General Information
Capsule
Work History
Staked as the Seymour cl 1-44 (YA60053) in May 1981 by Arctic Red Resources Ltd and in 1985 by Chevron Minerals Ltd who carried out geochemical sampling and bedrock mapping.
In 1987, Chevron optioned its claims to Big Creek Joint Venture (Big Creek Resources Ltd. and Rexford Minerals Ltd.). Big Creek Resources Ltd. purchased the claims in the spring of 1990. Rinsey Mines Ltd. optioned Big Creek's claims in February 1991.
ATAC Resources re-staked the area in 1999 and conducted soil and rock geochemistry, prospecting and ground magnetic geophysical survey near the Jilly Bob showing. ATAC carried out soil and rock geochemistry in 2002 and 2004, as well as hand and mechanical trenching in 2004.
Northern Freegold Resources consolidated the claims in 2006 as part of their Golden Revenue property and performed a property wide VTEM and magnetic airborne survey, including the Jilly Bob occurrence. In 2013, Northern Freegold Resources carried out soil, silt and rock geochemistry, as well as mechanical trenching.

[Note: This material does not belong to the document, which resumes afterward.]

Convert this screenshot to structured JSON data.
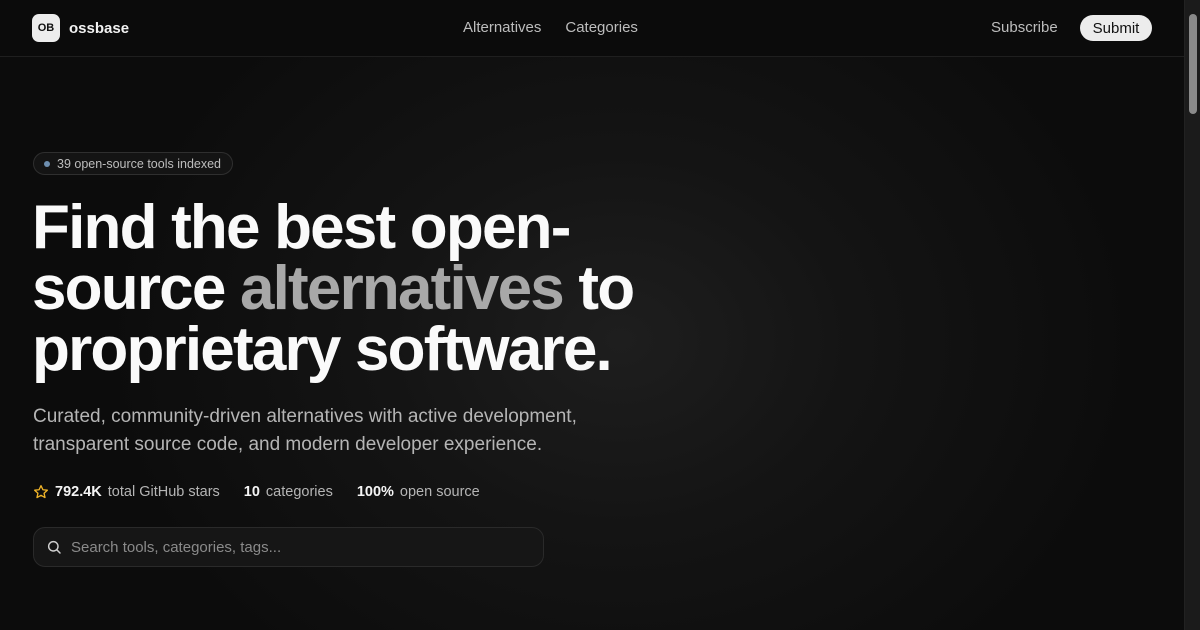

Triumph Gold acquired Northern Freegold Resources in 2015 and the property that includes the Jilly Bob occurrence is now termed the Freegold Mountain Project.
Regional & Property Geology
The occurrence is partly underlain by Yukon-Tanana Terrane (YTT). The rocks of the YTT in this region consist of Early Mississippian metamorphic rocks separated into meta-sedimentary and meta-igneous suites. The meta-sedimentary suite consists of micaceous quartz-feldspar gneiss, schist and quartzite. The meta-igneous package is comprised of biotite-hornblende feldspar gneiss and coarse-grained granodiorite orthogneiss with lesser amphibolite.
The YTT basement rocks are cut by numerous plutonic and volcanic events from the Mesozoic (Murray & Friend, 2018), including:
1. Early Jurassic Long Lake monzonite to syenite plutonic suites;
2. Mid-Cretaceous Mount Nansen Suite andesite to diorite;
3. Mid-Cretaceous Whitehorse granodiorite, quartz monzonite and granite;
4. Late Cretaceous Casino quartz monzonite;
5. Late Cretaceous Prospector Mountain syenite; and,
6. Quartz feldspar and feldspar hornblende porphyry dykes and plugs.
The major structural feature in the area is the Big Creek Fault with steeply-dipping, northwest-trending dextral faults parallel to the more regional Tintina and Denali faults (AR 097175).
Mineralization & Results
The Jilly Bob showing was discovered in 2002 uphill from a gold soil anomaly. It consists of 070° striking, southeast dipping quartz veins hosted in silicified metasedimentary rocks and adjacent to quartz feldspar porphyry dykes. The quartz veins range from 0.1 m to 1.8 m wide and have been traced for 100 m along strike (Paulter, 2006; AR 094528).
Sampling in 2002 of drusy, pitted quartz float located along the road in the area returned 2 380 ppb Au, 2 374 ppm Ag, 7 610 ppm Pb, 2 900 ppm Bi and 490 ppm Sb. No outcrop exists in the area and only small fragments of highly decomposed wallrock float occur with the mineralized quartz (AR 091823).
Trenching and sampling in 2004 noted gold bearing quartz veins, as well as disseminated and fracture-fill mineralization (Paulter, 2006). Trenching results returned elevated gold and silver with TRS04-06: 3.25 g/t Au and 573 g/t Ag over 1.8m in TRS04-06; 0.228 g/t Au, and 142 g/t Ag over 0.7m in TRS04-07; 0.432 g/t Au and 9.83 g/t Ag over 7m, including 9.79 g/t Au and 106 g/t Ag over 0.1 m in TRS04-09 (AR 094528).
No significant results were noted in the 2013 trenching and sampling by Northern Freegold Resources.